I was in Rome for two weeks during my Christmas holidays. The weather was cold but sunny most of the time. We spent the Christmas and new year’s days at home or family gatherings, eating big meals and playing cards. The food was gorgeous, the usual homemade gnocchi, lasagne, ravioli, fettuccine, and delicious torrone and panettone made in a local bakery where we bought a lot of products to bring back home. They had a nativity made of bread and biscuits filled with Nutella in the shape of a Christmas tree, then mostaccioli, ciambelle al vino (donuts with wine) and other mouth watering food.
We also played a new game one of my sons introduced to us. It is called Coup Rebellion G54 and it is basically about killing each other through lying. Each player has two lives and can collect tokens from the Treasury to spend to target and eliminate the other players.
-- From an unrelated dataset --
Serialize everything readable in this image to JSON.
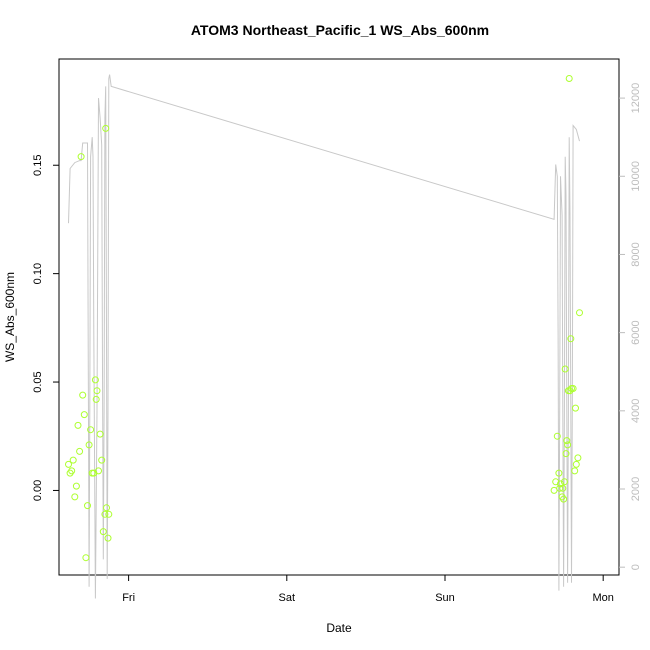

To make it more exciting, each player has two cards (which symbolize their lives) that allow them to impersonate the characters described in the cards as well as carrying out special skills. For example, if you have a banker card you can take three tokens from the Treasury instead of one each turn, and as the other players can’t see your cards, you can pretend to have a banker card. If nobody challenges you, you get away with it but if you haven’t the banker card and one of the other players doesn’t believe it and challenges your action, you have to show the card. If you haven’t got the card you claimed you lose a life and that card, but if you have it, the other player loses a life and you exchange your card with another one from the deck.
I played a game with my three children on Boxing Day and the first thing they told me was: ‘you have to lie, mum, if you want to win’. I found the characters of the cards intriguing, ironic and astonishingly lifelike in some cases. Here are some examples:
Guerrilla: can kill with only 4 tokens (instead of 7);
Priest: can collect 1 token from each player at each turn, except from the players who claim to have a priest card;
Judge: gives three tokens to target and the target player loses a life;
Intellectual: when a player loses a life they can claim the Intellectual card, they put the card aside face down and take 5 tokens, but loses the life all the same;
Communist: can take three tokens from the player with the most coins and give them to the player with the fewest coins;
General: pays 5 tokens to the Treasury and all the other players become targets and lose a life.
I think the list could be improved by adding, for example, the teacher, the headmaster, the conjuror, the estate agent etc. The player who survives this massacre wins, of course. I must say it was excruciating to choose which of my children to kill first, then I got involved in the game and it became easy. Finally, I managed to win twice without lying or pretending to be a character I didn’t have, which was something.
I received mainly books for Christmas, poetry collections and Margaret Atwood’s work, which I greatly appreciated, along with some beautiful earrings from my husband and handmade natural soap from friends.
Another must-do I never miss when I am in Italy is shopping, and, as usual, I bought a good supply of clothes, shoes and earrings. My daughter instead concentrated on bags and satchels but couldn’t find what she liked, I suggested her to visit M&M leather workshop in London once back in England. I also looked for some bomboniere for my son’s wedding. This is an all Italian tradition, a little present to give to the guests for important celebrations, like Christenings, First Holy Communions,
My mum was particularly busy finding objects to renew her house. This is her main focus at the moment: making her home comfortable, redecorating or renewing part of it to fit her needs and making her feel at ease. The house is too big for her now and full of good and bad memories, she needs to do a sort of spring cleaning, let some fresh air in metaphorically speaking, and mainly reshape the two rooms she lives in most. I tried to help her move some furniture, assisting her in choosing new upholstery, arranging photos in frames and buying new things she could put in places she had emptied (throwing away what she didn’t like). We made a good start but there’s still lots to do.